Lactate, methanol, acetate, and propionate were measured via high-performance liquid chromatography (HPLC) from 1-ml liquid samples filtered through 0.2-µm syringe filters. The instrument used was a Shimadzu LC-20AT equipped with an Aminex HPX-87H column (Bio-Rad, Hercules, CA). Detection of chromatographic peaks was achieved using a photodiode array detector at 210 nm and a refractive index detector. The eluent was 2.5 mM H2SO4 and the column temperature was kept constant at 50°C. Five-point calibration curves were generated for all compounds during each run. The detection limits for organic acids and methanol were ≤0.1 mM and 0.5 mM, respectively.

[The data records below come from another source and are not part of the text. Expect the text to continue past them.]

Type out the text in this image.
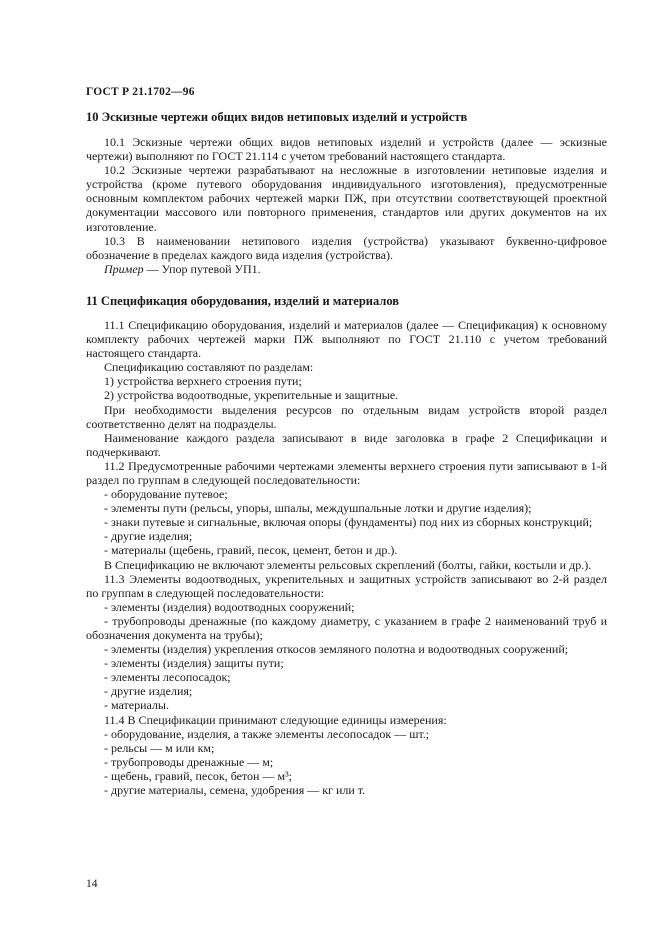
ГОСТ Р 21.1702—96
10 Эскизные чертежи общих видов нетиповых изделий и устройств

10.1 Эскизные чертежи общих видов нетиповых изделий и устройств (далее — эскизные чертежи) выполняют по ГОСТ 21.114 с учетом требований настоящего стандарта.

10.2 Эскизные чертежи разрабатывают на несложные в изготовлении нетиповые изделия и устройства (кроме путевого оборудования индивидуального изготовления), предусмотренные основным комплектом рабочих чертежей марки ПЖ, при отсутствии соответствующей проектной документации массового или повторного применения, стандартов или других документов на их изготовление.

10.3 В наименовании нетипового изделия (устройства) указывают буквенно-цифровое обозначение в пределах каждого вида изделия (устройства).

Пример — Упор путевой УП1.

11 Спецификация оборудования, изделий и материалов

11.1 Спецификацию оборудования, изделий и материалов (далее — Спецификация) к основному комплекту рабочих чертежей марки ПЖ выполняют по ГОСТ 21.110 с учетом требований настоящего стандарта.

Спецификацию составляют по разделам:

1) устройства верхнего строения пути;

2) устройства водоотводные, укрепительные и защитные.

При необходимости выделения ресурсов по отдельным видам устройств второй раздел соответственно делят на подразделы.

Наименование каждого раздела записывают в виде заголовка в графе 2 Спецификации и подчеркивают.

11.2 Предусмотренные рабочими чертежами элементы верхнего строения пути записывают в 1-й раздел по группам в следующей последовательности:

- оборудование путевое;

- элементы пути (рельсы, упоры, шпалы, междушпальные лотки и другие изделия);

- знаки путевые и сигнальные, включая опоры (фундаменты) под них из сборных конструкций;

- другие изделия;

- материалы (щебень, гравий, песок, цемент, бетон и др.).

В Спецификацию не включают элементы рельсовых скреплений (болты, гайки, костыли и др.).

11.3 Элементы водоотводных, укрепительных и защитных устройств записывают во 2-й раздел по группам в следующей последовательности:

- элементы (изделия) водоотводных сооружений;

- трубопроводы дренажные (по каждому диаметру, с указанием в графе 2 наименований труб и обозначения документа на трубы);

- элементы (изделия) укрепления откосов земляного полотна и водоотводных сооружений;

- элементы (изделия) защиты пути;

- элементы лесопосадок;

- другие изделия;

- материалы.

11.4 В Спецификации принимают следующие единицы измерения:

- оборудование, изделия, а также элементы лесопосадок — шт.;

- рельсы — м или км;

- трубопроводы дренажные — м;

- щебень, гравий, песок, бетон — м³;

- другие материалы, семена, удобрения — кг или т.

14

Concentrations of ammonium, total nitrogen, and chemical oxygen demand were determined using Hach (Loveland, CO) analytical kits according to the manufacturer’s instructions.

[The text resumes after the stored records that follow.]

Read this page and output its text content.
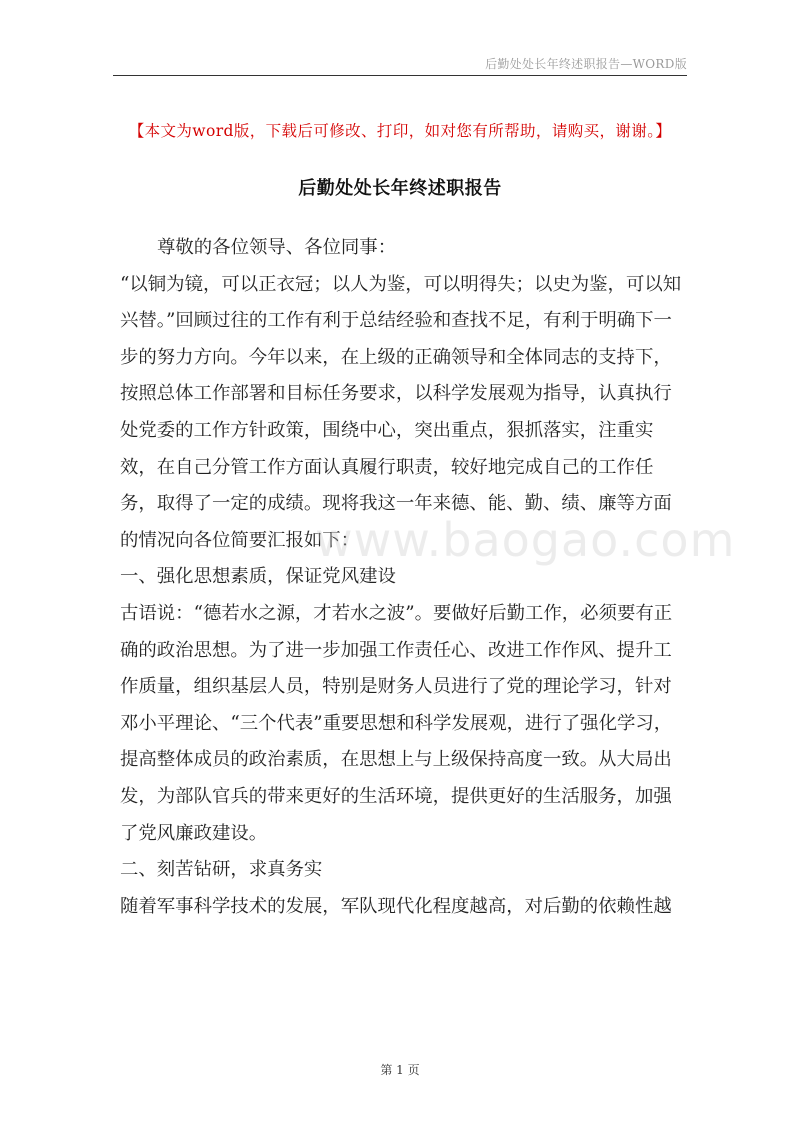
后勤处处长年终述职报告—WORD版
【本文为word版，下载后可修改、打印，如对您有所帮助，请购买，谢谢。】
后勤处处长年终述职报告

尊敬的各位领导、各位同事：

“以铜为镜，可以正衣冠；以人为鉴，可以明得失；以史为鉴，可以知兴替。”回顾过往的工作有利于总结经验和查找不足，有利于明确下一步的努力方向。今年以来，在上级的正确领导和全体同志的支持下，按照总体工作部署和目标任务要求，以科学发展观为指导，认真执行处党委的工作方针政策，围绕中心，突出重点，狠抓落实，注重实效，在自己分管工作方面认真履行职责，较好地完成自己的工作任务，取得了一定的成绩。现将我这一年来德、能、勤、绩、廉等方面的情况向各位简要汇报如下：

一、强化思想素质，保证党风建设

古语说：“德若水之源，才若水之波”。要做好后勤工作，必须要有正确的政治思想。为了进一步加强工作责任心、改进工作作风、提升工作质量，组织基层人员，特别是财务人员进行了党的理论学习，针对邓小平理论、“三个代表”重要思想和科学发展观，进行了强化学习，提高整体成员的政治素质，在思想上与上级保持高度一致。从大局出发，为部队官兵的带来更好的生活环境，提供更好的生活服务，加强了党风廉政建设。

二、刻苦钻研，求真务实

随着军事科学技术的发展，军队现代化程度越高，对后勤的依赖性越

www.baogao.com
第 1 页
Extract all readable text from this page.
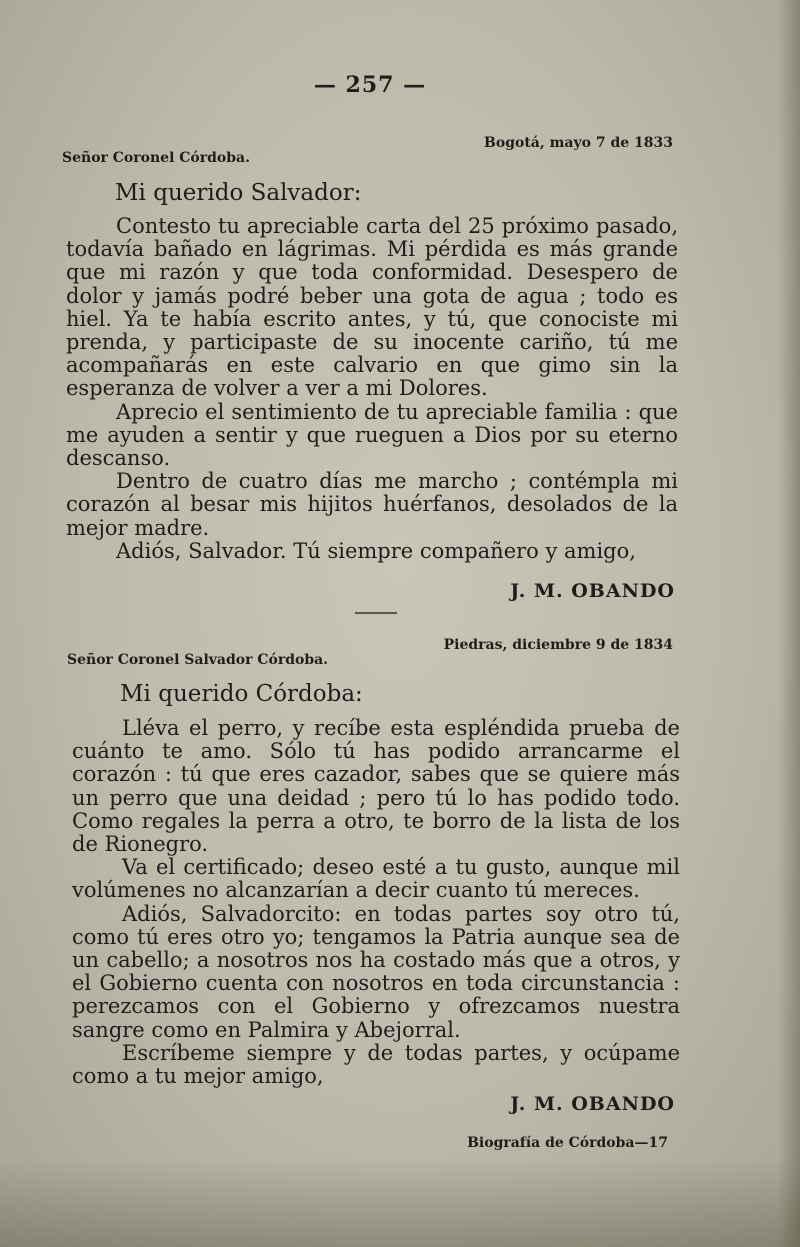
— 257 —
Bogotá, mayo 7 de 1833
Señor Coronel Córdoba.
Mi querido Salvador:

Contesto tu apreciable carta del 25 próximo pasado, todavía bañado en lágrimas. Mi pérdida es más grande que mi razón y que toda conformidad. Desespero de dolor y jamás podré beber una gota de agua ; todo es hiel. Ya te había escrito antes, y tú, que conociste mi prenda, y participaste de su inocente cariño, tú me acompañarás en este calvario en que gimo sin la esperanza de volver a ver a mi Dolores.

Aprecio el sentimiento de tu apreciable familia : que me ayuden a sentir y que rueguen a Dios por su eterno descanso.

Dentro de cuatro días me marcho ; contémpla mi corazón al besar mis hijitos huérfanos, desolados de la mejor madre.

Adiós, Salvador. Tú siempre compañero y amigo,

J. M. OBANDO
Piedras, diciembre 9 de 1834
Señor Coronel Salvador Córdoba.
Mi querido Córdoba:

Lléva el perro, y recíbe esta espléndida prueba de cuánto te amo. Sólo tú has podido arrancarme el corazón : tú que eres cazador, sabes que se quiere más un perro que una deidad ; pero tú lo has podido todo. Como regales la perra a otro, te borro de la lista de los de Rionegro.

Va el certificado; deseo esté a tu gusto, aunque mil volúmenes no alcanzarían a decir cuanto tú mereces.

Adiós, Salvadorcito: en todas partes soy otro tú, como tú eres otro yo; tengamos la Patria aunque sea de un cabello; a nosotros nos ha costado más que a otros, y el Gobierno cuenta con nosotros en toda circunstancia : perezcamos con el Gobierno y ofrezcamos nuestra sangre como en Palmira y Abejorral.

Escríbeme siempre y de todas partes, y ocúpame como a tu mejor amigo,

J. M. OBANDO
Biografía de Córdoba—17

Quantitative real-time PCR methods.

DNA was extracted from triplicate pellets formed from 0.5-ml culture aliquots sampled at the beginning and end of the experiments, as previously described (53). Real-time qPCR analyses were run for the following targets: the Dehalococcoides 16S rRNA gene, Geobacteraceae 16S rRNA gene, Archaea 16S rRNA gene, and the FTHFS gene of homoacetogens. Triplicate reactions were set up for six-point standard curves and samples in 10-µl total volumes using 4 µl of 1/10-diluted DNA as the template. Pipetting was performed using an automated liquid handling system (epMotion 5070; Eppendorf, USA). The standard curves were produced by serially diluting 10 ng µl−1 plasmid DNA. The primers and probes, reagent concentrations, and thermocycler (Realplex 4S thermocycler; Eppendorf, Hauppauge, NY) conditions used were those previously published (14, 56).

Statistical analyses.

Two-tailed parametric (Pearson) and nonparametric (Spearman) correlations were determined for reductive dehalogenation rates and ammonium concentrations. Statistical analyses were performed using IBM SS Statistic 22 software.